Acredita-se que alcançar uma idade avançada depende de uma combinação de fatores, como qualidade de vida, acesso à saúde e condições adequadas de moradia. Por isso, seria fácil imaginar que as cidades com melhores indicadores de desenvolvimento seriam também aquelas com mais pessoas chegando aos 100 anos. Mas os números do Censo 2022 do IBGE mostram um cenário diferente: São Paulo é a cidade brasileira com mais centenários, com 1.761 moradores nessa faixa etária. O número representa um aumento de 82% em relação a 2010 e acontece ao mesmo tempo em que a capital paulista envelhece rapidamente.
São Paulo já tem mais idosos do que crianças de até 14 anos
Os 1.761 paulistanos com 100 anos ou mais não são apenas um retrato de longevidade individual. O número também ajuda a dimensionar uma mudança demográfica maior pela qual passa a capital paulista. Segundo o Censo 2022 do IBGE, pessoas na terceira idade representam 17,7% da população de São Paulo, enquanto crianças de até 14 anos correspondem a 17,1%. Já a parcela de jovens entre 15 e 24 anos é de 13,7%. No Brasil, os idosos representam 15,6% da população.
A quantidade de centenários também cresceu de forma expressiva em pouco mais de uma década. Em 2010, eram 966 pessoas com 100 anos ou mais na cidade. Em 2022, esse número chegou a 1.761, um crescimento de 82%. Mas a pergunta que não quer calar é: o que provocou esse crescimento de centenários?

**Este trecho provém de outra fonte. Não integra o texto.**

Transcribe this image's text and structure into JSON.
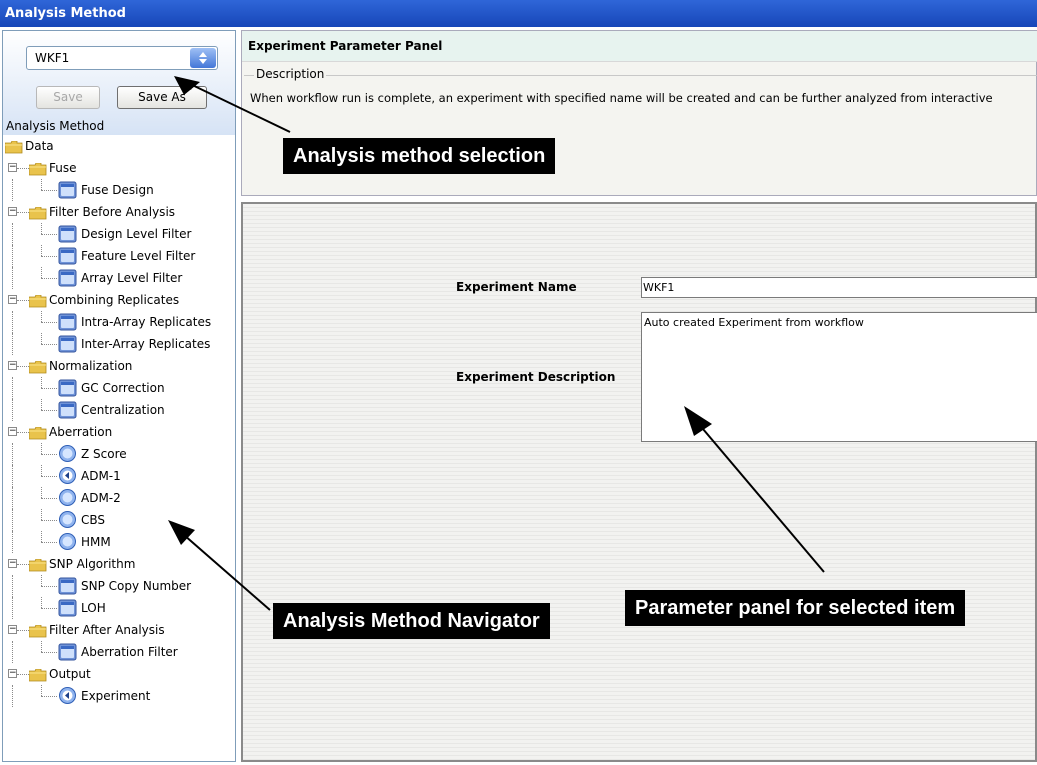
{
  "window": {
    "title": "Analysis Method"
  },
  "selector": {
    "value": "WKF1",
    "save_label": "Save",
    "save_as_label": "Save As"
  },
  "tree": {
    "header": "Analysis Method",
    "items": [
      {
        "label": "Data",
        "depth": 0,
        "icon": "folder-icon",
        "expander": false
      },
      {
        "label": "Fuse",
        "depth": 1,
        "icon": "folder-icon",
        "expander": true
      },
      {
        "label": "Fuse Design",
        "depth": 2,
        "icon": "panel-icon"
      },
      {
        "label": "Filter Before Analysis",
        "depth": 1,
        "icon": "folder-icon",
        "expander": true
      },
      {
        "label": "Design Level Filter",
        "depth": 2,
        "icon": "panel-icon"
      },
      {
        "label": "Feature Level Filter",
        "depth": 2,
        "icon": "panel-icon"
      },
      {
        "label": "Array Level Filter",
        "depth": 2,
        "icon": "panel-icon"
      },
      {
        "label": "Combining Replicates",
        "depth": 1,
        "icon": "folder-icon",
        "expander": true
      },
      {
        "label": "Intra-Array Replicates",
        "depth": 2,
        "icon": "panel-icon"
      },
      {
        "label": "Inter-Array Replicates",
        "depth": 2,
        "icon": "panel-icon"
      },
      {
        "label": "Normalization",
        "depth": 1,
        "icon": "folder-icon",
        "expander": true
      },
      {
        "label": "GC Correction",
        "depth": 2,
        "icon": "panel-icon"
      },
      {
        "label": "Centralization",
        "depth": 2,
        "icon": "panel-icon"
      },
      {
        "label": "Aberration",
        "depth": 1,
        "icon": "folder-icon",
        "expander": true
      },
      {
        "label": "Z Score",
        "depth": 2,
        "icon": "circle-icon"
      },
      {
        "label": "ADM-1",
        "depth": 2,
        "icon": "circle-selected-icon"
      },
      {
        "label": "ADM-2",
        "depth": 2,
        "icon": "circle-icon"
      },
      {
        "label": "CBS",
        "depth": 2,
        "icon": "circle-icon"
      },
      {
        "label": "HMM",
        "depth": 2,
        "icon": "circle-icon"
      },
      {
        "label": "SNP Algorithm",
        "depth": 1,
        "icon": "folder-icon",
        "expander": true
      },
      {
        "label": "SNP Copy Number",
        "depth": 2,
        "icon": "panel-icon"
      },
      {
        "label": "LOH",
        "depth": 2,
        "icon": "panel-icon"
      },
      {
        "label": "Filter After Analysis",
        "depth": 1,
        "icon": "folder-icon",
        "expander": true
      },
      {
        "label": "Aberration Filter",
        "depth": 2,
        "icon": "panel-icon"
      },
      {
        "label": "Output",
        "depth": 1,
        "icon": "folder-icon",
        "expander": true
      },
      {
        "label": "Experiment",
        "depth": 2,
        "icon": "circle-selected-icon"
      }
    ]
  },
  "panel": {
    "title": "Experiment Parameter Panel",
    "description_legend": "Description",
    "description_text": "When workflow run is complete, an experiment with specified name will be created and can be further analyzed from interactive",
    "experiment_name_label": "Experiment Name",
    "experiment_name_value": "WKF1",
    "experiment_description_label": "Experiment Description",
    "experiment_description_value": "Auto created Experiment from workflow"
  },
  "callouts": {
    "selection": "Analysis method selection",
    "navigator": "Analysis Method Navigator",
    "parameter": "Parameter panel for selected item"
  },
  "colors": {
    "titlebar": "#1f54c8",
    "panel_title_bg": "#e7f3ef",
    "callout_bg": "#000000"
  }
}
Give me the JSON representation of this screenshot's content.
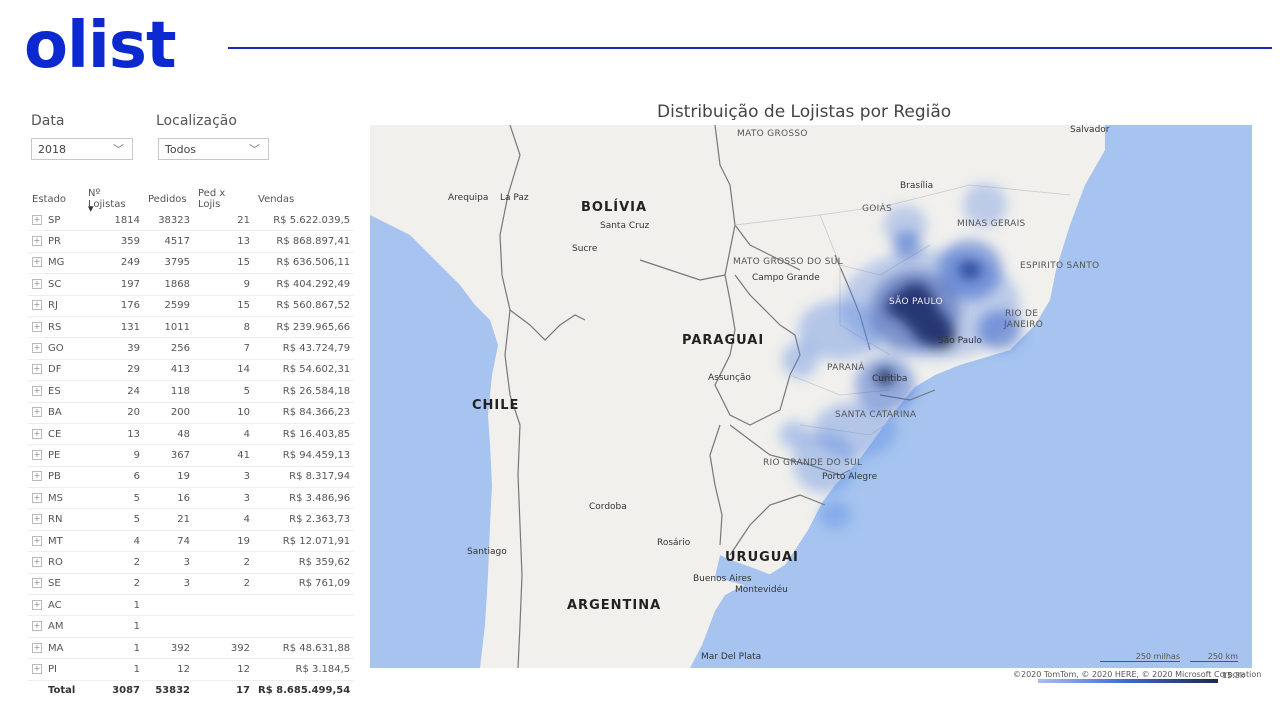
{
  "brand": {
    "logo_text": "olist"
  },
  "filters": {
    "data_label": "Data",
    "data_value": "2018",
    "localizacao_label": "Localização",
    "localizacao_value": "Todos"
  },
  "table": {
    "headers": [
      "Estado",
      "Nº Lojistas",
      "Pedidos",
      "Ped x Lojis",
      "Vendas"
    ],
    "rows": [
      [
        "SP",
        "1814",
        "38323",
        "21",
        "R$ 5.622.039,5"
      ],
      [
        "PR",
        "359",
        "4517",
        "13",
        "R$ 868.897,41"
      ],
      [
        "MG",
        "249",
        "3795",
        "15",
        "R$ 636.506,11"
      ],
      [
        "SC",
        "197",
        "1868",
        "9",
        "R$ 404.292,49"
      ],
      [
        "RJ",
        "176",
        "2599",
        "15",
        "R$ 560.867,52"
      ],
      [
        "RS",
        "131",
        "1011",
        "8",
        "R$ 239.965,66"
      ],
      [
        "GO",
        "39",
        "256",
        "7",
        "R$ 43.724,79"
      ],
      [
        "DF",
        "29",
        "413",
        "14",
        "R$ 54.602,31"
      ],
      [
        "ES",
        "24",
        "118",
        "5",
        "R$ 26.584,18"
      ],
      [
        "BA",
        "20",
        "200",
        "10",
        "R$ 84.366,23"
      ],
      [
        "CE",
        "13",
        "48",
        "4",
        "R$ 16.403,85"
      ],
      [
        "PE",
        "9",
        "367",
        "41",
        "R$ 94.459,13"
      ],
      [
        "PB",
        "6",
        "19",
        "3",
        "R$ 8.317,94"
      ],
      [
        "MS",
        "5",
        "16",
        "3",
        "R$ 3.486,96"
      ],
      [
        "RN",
        "5",
        "21",
        "4",
        "R$ 2.363,73"
      ],
      [
        "MT",
        "4",
        "74",
        "19",
        "R$ 12.071,91"
      ],
      [
        "RO",
        "2",
        "3",
        "2",
        "R$ 359,62"
      ],
      [
        "SE",
        "2",
        "3",
        "2",
        "R$ 761,09"
      ],
      [
        "AC",
        "1",
        "",
        "",
        ""
      ],
      [
        "AM",
        "1",
        "",
        "",
        ""
      ],
      [
        "MA",
        "1",
        "392",
        "392",
        "R$ 48.631,88"
      ],
      [
        "PI",
        "1",
        "12",
        "12",
        "R$ 3.184,5"
      ]
    ],
    "total": [
      "Total",
      "3087",
      "53832",
      "17",
      "R$ 8.685.499,54"
    ]
  },
  "map": {
    "title": "Distribuição de Lojistas por Região",
    "countries": [
      "BOLÍVIA",
      "PARAGUAI",
      "CHILE",
      "URUGUAI",
      "ARGENTINA"
    ],
    "states": [
      "MATO GROSSO",
      "GOIÁS",
      "MINAS GERAIS",
      "ESPIRITO SANTO",
      "MATO GROSSO DO SUL",
      "SÃO PAULO",
      "RIO DE",
      "JANEIRO",
      "PARANÁ",
      "SANTA CATARINA",
      "RIO GRANDE DO SUL"
    ],
    "cities": [
      "Salvador",
      "Brasília",
      "Arequipa",
      "La Paz",
      "Santa Cruz",
      "Sucre",
      "Campo Grande",
      "São Paulo",
      "Curitiba",
      "Assunção",
      "Porto Alegre",
      "Cordoba",
      "Rosário",
      "Santiago",
      "Buenos Aires",
      "Montevidéu",
      "Mar Del Plata"
    ],
    "scale": {
      "miles": "250 milhas",
      "km": "250 km"
    },
    "copyright": "©2020 TomTom, © 2020 HERE, © 2020 Microsoft Corporation",
    "legend_max": "15.3k",
    "colors": {
      "water": "#a6c4ef",
      "land": "#f2f1ee",
      "heat_low": "#5a86e0",
      "heat_high": "#1e2a4a"
    }
  }
}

O aumento da longevidade está relacionado a uma série de transformações na saúde, como avanços médicos, campanhas de vacinação e atuação de agentes comunitários de saúde. Mas viver mais não significa necessariamente envelhecer com qualidade, e é nesse ponto que aparecem alguns dos principais desafios para a cidade.
Uma das iniciativas da rede municipal é o Programa Acompanhante de Idosos (PAI), criado em 2008. Atualmente, são 70 equipes que oferecem atendimento domiciliar principalmente a idosos em situação de vulnerabilidade socioeconômica e com pouco suporte social. O programa atende cerca de 8.200 pessoas e oferece auxílio em atividades do cotidiano, exercícios físicos e acompanhamento voltado ao desenvolvimento pessoal.
Longevidade também depende de onde o idoso vive
Avanços na saúde, vacinação e acompanhamento médico ajudam a ampliar a longevidade, mas envelhecer com qualidade também depende de autonomia e suporte adequado
Ter uma população cada vez mais velha coloca outro problema em evidência: não basta aumentar a expectativa de vida se a própria cidade dificulta a vida de quem envelhece. Em São Paulo, a diferença entre regiões mostra como as condições sociais podem interferir nesse processo. Segundo o Mapa da Desigualdade de São Paulo, da Rede Nossa São Paulo, a expectativa de vida chega a 62 anos em Cidade Tiradentes, no extremo leste, enquanto alcança 82 anos no Alto de Pinheiros, na Zona Oeste.
A infraestrutura urbana também passa a ter um papel importante nesse dado. Calçadas bem cuidadas, banheiros públicos, bebedouros e bancos para descansar, por exemplo, facilitam os deslocamentos e permitem que eles permaneçam por mais tempo fora de casa. O problema é que, quando esses recursos não estão disponíveis, atividades simples podem se tornar obstáculos. Uma escada sem alternativa acessível ou uma calçada inadequada pode fazer com que a pessoa deixe de frequentar determinados lugares e, aos poucos, reduza sua circulação pela cidade. Nesse sentido, tornar os espaços mais acessíveis não é apenas uma questão de mobilidade, mas também uma forma de evitar o isolamento social.
Os números mostram que São Paulo está vivendo mais, mas também precisa se adaptar a uma população cada vez mais velha. Garantir autonomia, segurança, acessibilidade e convivência social é essencial para que esses anos a mais sejam acompanhados por qualidade de vida.